EPA declines to study restricting Roundup pesticide's use

The Environmental Protection Agency declined to study restricting the use of a pesticide believed to harm the monarch butterfly’s habitat.

The EPA told the Natural Resources Defense Council (NRDC) it rejected the green group’s petition regarding glyphosate, a pesticide marketed by Monsanto Co. as Roundup.


“The agency at this time has not determined that glyphosate causes unreasonable adverse effects to the monarch butterfly,” the EPA told the green group.

The NRDC and other green groups have long argued that Roundup is responsible for killing large swathes of milkweed, a plant that monarchs rely on for habitat and development.
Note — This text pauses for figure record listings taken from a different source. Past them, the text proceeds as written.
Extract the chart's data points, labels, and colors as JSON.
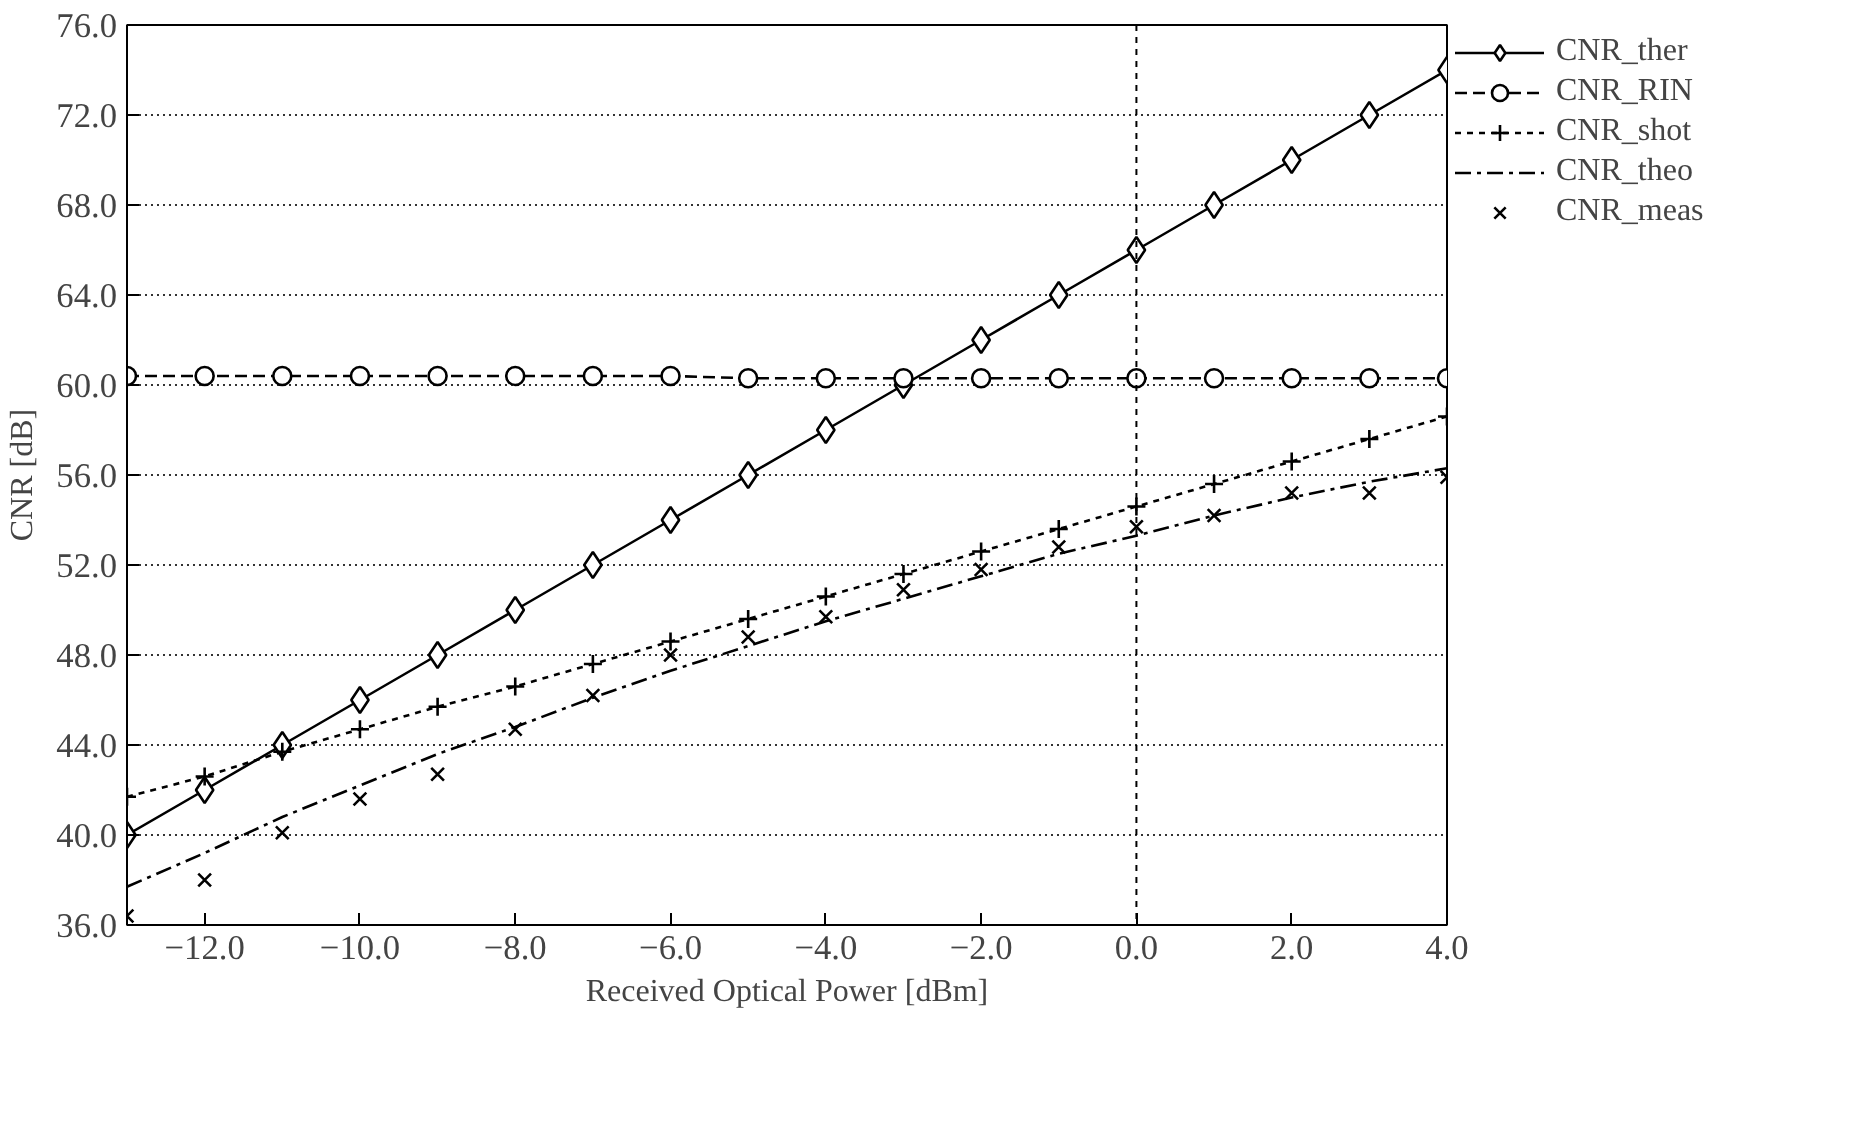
{
  "chart_data": {
    "type": "line",
    "xlabel": "Received Optical Power [dBm]",
    "ylabel": "CNR [dB]",
    "x": [
      -13,
      -12,
      -11,
      -10,
      -9,
      -8,
      -7,
      -6,
      -5,
      -4,
      -3,
      -2,
      -1,
      0,
      1,
      2,
      3,
      4
    ],
    "series": [
      {
        "name": "CNR_ther",
        "color": "#000000",
        "marker": "diamond",
        "line_style": "solid",
        "values": [
          40,
          42,
          44,
          46,
          48,
          50,
          52,
          54,
          56,
          58,
          60,
          62,
          64,
          66,
          68,
          70,
          72,
          74
        ]
      },
      {
        "name": "CNR_RIN",
        "color": "#000000",
        "marker": "circle",
        "line_style": "dashed",
        "values": [
          60.4,
          60.4,
          60.4,
          60.4,
          60.4,
          60.4,
          60.4,
          60.4,
          60.3,
          60.3,
          60.3,
          60.3,
          60.3,
          60.3,
          60.3,
          60.3,
          60.3,
          60.3
        ]
      },
      {
        "name": "CNR_shot",
        "color": "#000000",
        "marker": "cross",
        "line_style": "dotted",
        "values": [
          41.7,
          42.6,
          43.7,
          44.7,
          45.7,
          46.6,
          47.6,
          48.6,
          49.6,
          50.6,
          51.6,
          52.6,
          53.6,
          54.6,
          55.6,
          56.6,
          57.6,
          58.6
        ]
      },
      {
        "name": "CNR_theo",
        "color": "#000000",
        "marker": "none",
        "line_style": "dashdot",
        "values": [
          37.7,
          39.2,
          40.8,
          42.2,
          43.6,
          44.8,
          46.1,
          47.3,
          48.4,
          49.5,
          50.5,
          51.5,
          52.5,
          53.3,
          54.2,
          55.0,
          55.7,
          56.3
        ]
      },
      {
        "name": "CNR_meas",
        "type": "scatter",
        "color": "#000000",
        "marker": "x",
        "values": [
          36.4,
          38.0,
          40.1,
          41.6,
          42.7,
          44.7,
          46.2,
          48.0,
          48.8,
          49.7,
          50.9,
          51.8,
          52.8,
          53.7,
          54.2,
          55.2,
          55.2,
          55.9
        ]
      }
    ],
    "xlim": [
      -13,
      4
    ],
    "ylim": [
      36,
      76
    ],
    "xticks": [
      {
        "value": -12,
        "label": "−12.0"
      },
      {
        "value": -10,
        "label": "−10.0"
      },
      {
        "value": -8,
        "label": "−8.0"
      },
      {
        "value": -6,
        "label": "−6.0"
      },
      {
        "value": -4,
        "label": "−4.0"
      },
      {
        "value": -2,
        "label": "−2.0"
      },
      {
        "value": 0,
        "label": "0.0"
      },
      {
        "value": 2,
        "label": "2.0"
      },
      {
        "value": 4,
        "label": "4.0"
      }
    ],
    "yticks": [
      {
        "value": 36,
        "label": "36.0"
      },
      {
        "value": 40,
        "label": "40.0"
      },
      {
        "value": 44,
        "label": "44.0"
      },
      {
        "value": 48,
        "label": "48.0"
      },
      {
        "value": 52,
        "label": "52.0"
      },
      {
        "value": 56,
        "label": "56.0"
      },
      {
        "value": 60,
        "label": "60.0"
      },
      {
        "value": 64,
        "label": "64.0"
      },
      {
        "value": 68,
        "label": "68.0"
      },
      {
        "value": 72,
        "label": "72.0"
      },
      {
        "value": 76,
        "label": "76.0"
      }
    ],
    "grid": "y",
    "legend": "top right",
    "ref_lines": [
      {
        "axis": "x",
        "value": 0,
        "label": null,
        "line_style": "dotted"
      }
    ]
  }
}
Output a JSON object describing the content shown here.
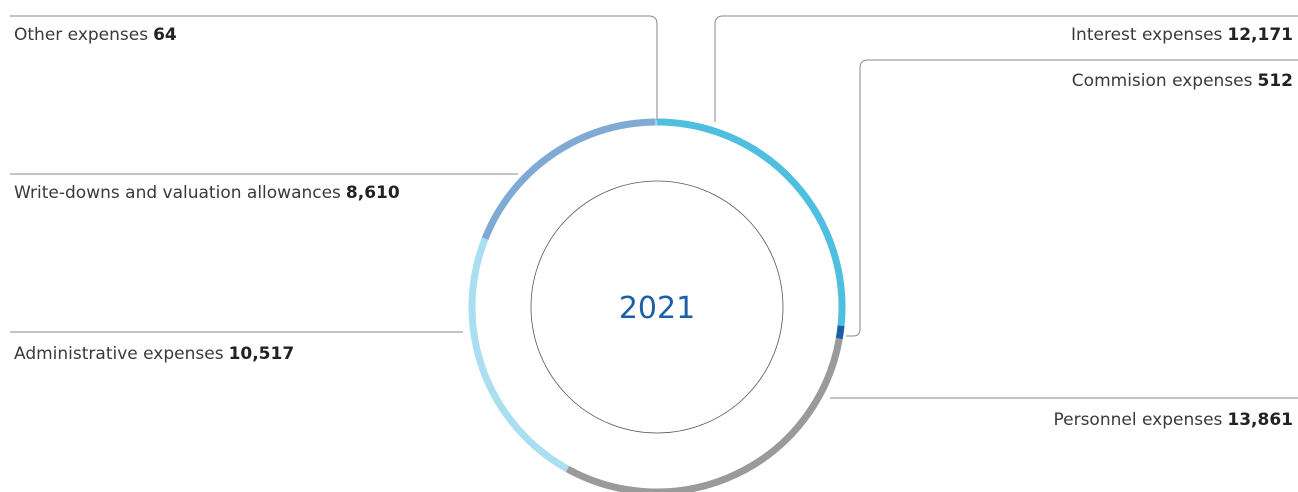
{
  "chart_data": {
    "type": "donut",
    "center_label": "2021",
    "categories": [
      "Interest expenses",
      "Commision expenses",
      "Personnel expenses",
      "Administrative expenses",
      "Write-downs and valuation allowances",
      "Other expenses"
    ],
    "values": [
      12171,
      512,
      13861,
      10517,
      8610,
      64
    ],
    "value_labels": [
      "12,171",
      "512",
      "13,861",
      "10,517",
      "8,610",
      "64"
    ],
    "colors": [
      "#4fbfe0",
      "#1b5fa6",
      "#9a9a9c",
      "#a9dff0",
      "#7faad3",
      "#b7cde6"
    ]
  }
}
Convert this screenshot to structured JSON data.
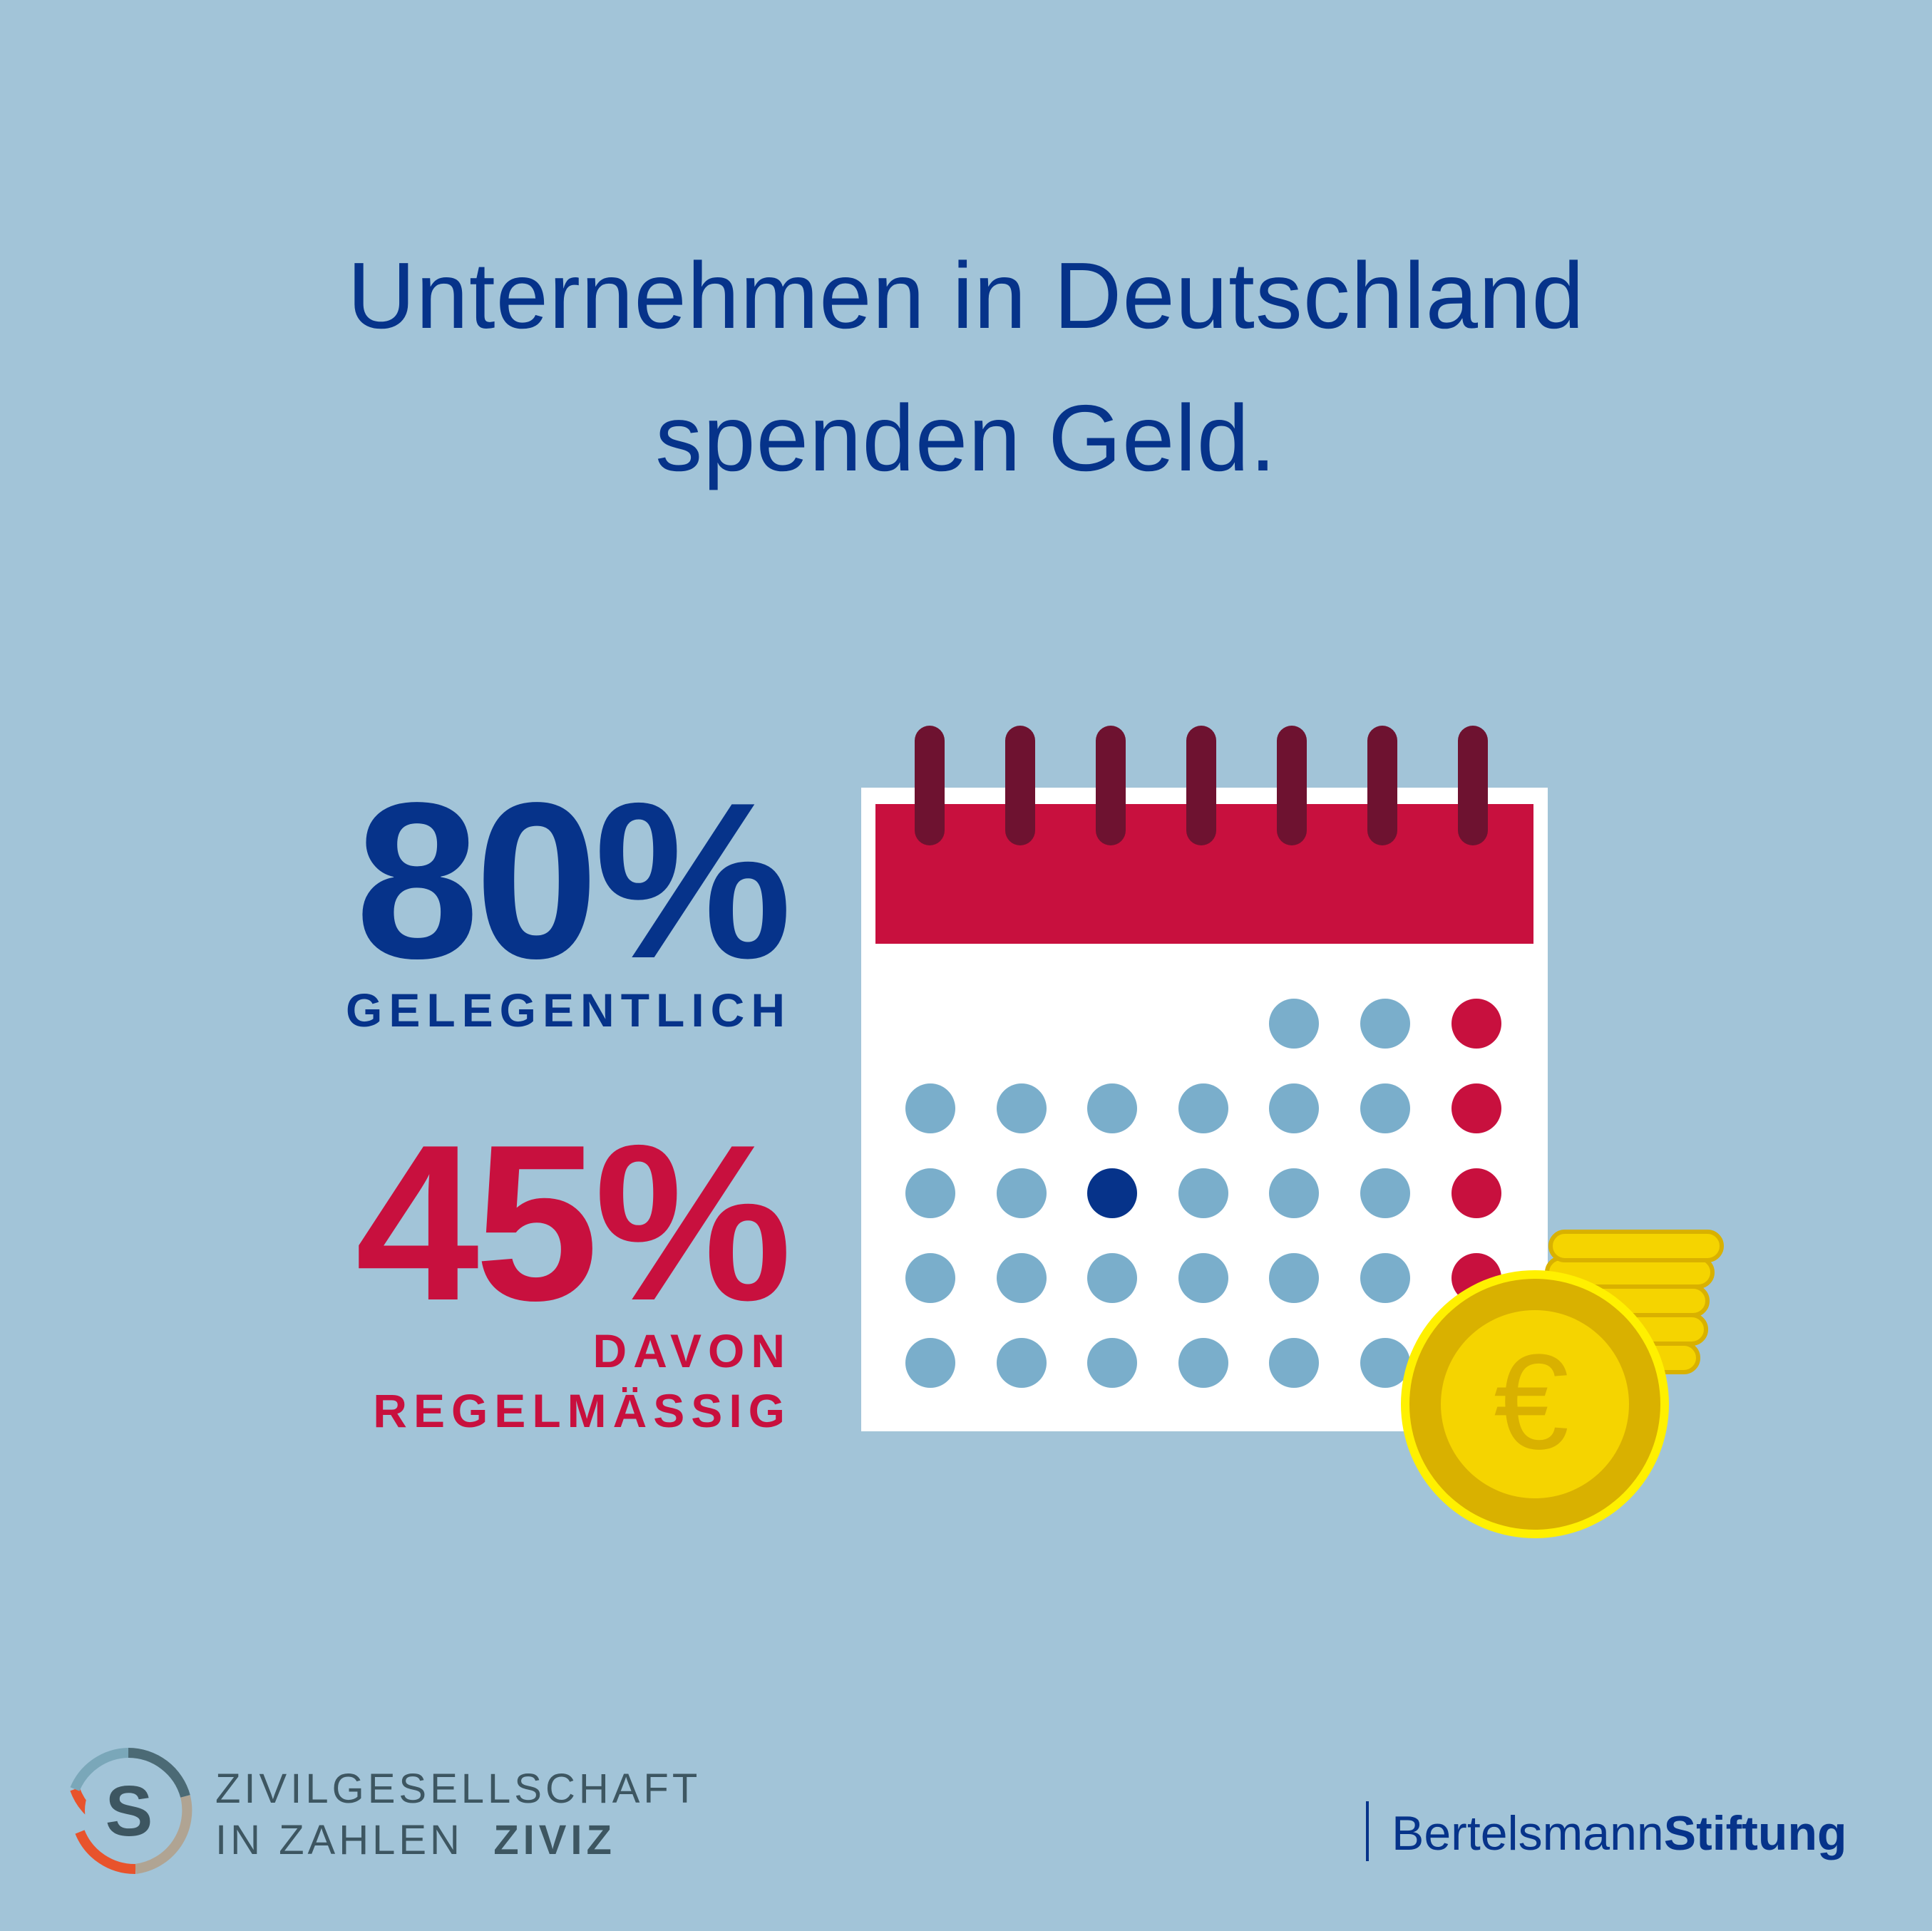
{
  "headline": {
    "line1": "Unternehmen in Deutschland",
    "line2": "spenden Geld."
  },
  "stats": [
    {
      "value": "80%",
      "label": "GELEGENTLICH",
      "color": "#06338a"
    },
    {
      "value": "45%",
      "label_line1": "DAVON",
      "label_line2": "REGELMÄSSIG",
      "color": "#c8103e"
    }
  ],
  "illustration": {
    "calendar_icon": "calendar-icon",
    "coin_icon": "euro-coin-icon",
    "coin_symbol": "€"
  },
  "footer": {
    "ziviz_line1": "ZIVILGESELLSCHAFT",
    "ziviz_line2": "IN ZAHLEN",
    "ziviz_short": "ZIVIZ",
    "ziviz_logo_letter": "S",
    "bertelsmann_regular": "Bertelsmann",
    "bertelsmann_bold": "Stiftung"
  },
  "colors": {
    "background": "#a2c4d8",
    "navy": "#06338a",
    "red": "#c8103e",
    "dot_blue": "#7aaecb",
    "gold": "#f5d400"
  }
}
While the agency recognized that the drop in milkweed is causing the butterfly’s population drop, it agreed instead to to undertake a study of other actions it could take toward protecting monarchs.

The NRDC slammed the EPA’s decision, saying it does not make sense.

“The EPA apparently plans to study the monarch migration to extinction,” Dr. Sylvia Fallon, an NRDC senior scientist, said in a statement.

“Everyone loves the monarchs, including the Obama White House,” she continued. “But love isn’t going to save monarchs from glyphosate. It’s inexcusable for the EPA to call for more time to show glyphosate’s harm while at the same time approving new glyphosate-based pesticides that kill the sole food source monarchs need to live.”

The EPA said that it is taking the problem seriously.

“While the EPA has denied NRDC’s petition, the EPA concludes that its ongoing efforts to protect bees, in conjunction now with this effort to protect the monarch butterfly, are in line with the objectives of the NRDC petition,” the agency said in the notice about its new butterfly project.

The agency announced in March that it would crack down on Roundup use by requiring Monsanto to formulate a plan to limit the development of weeds resistant to the product.

Elsewhere in the federal government, the Fish and Wildlife Service is currently studying whether the monarch deserves protections as an endangered or threatened species, which would likely include protections for its habitat.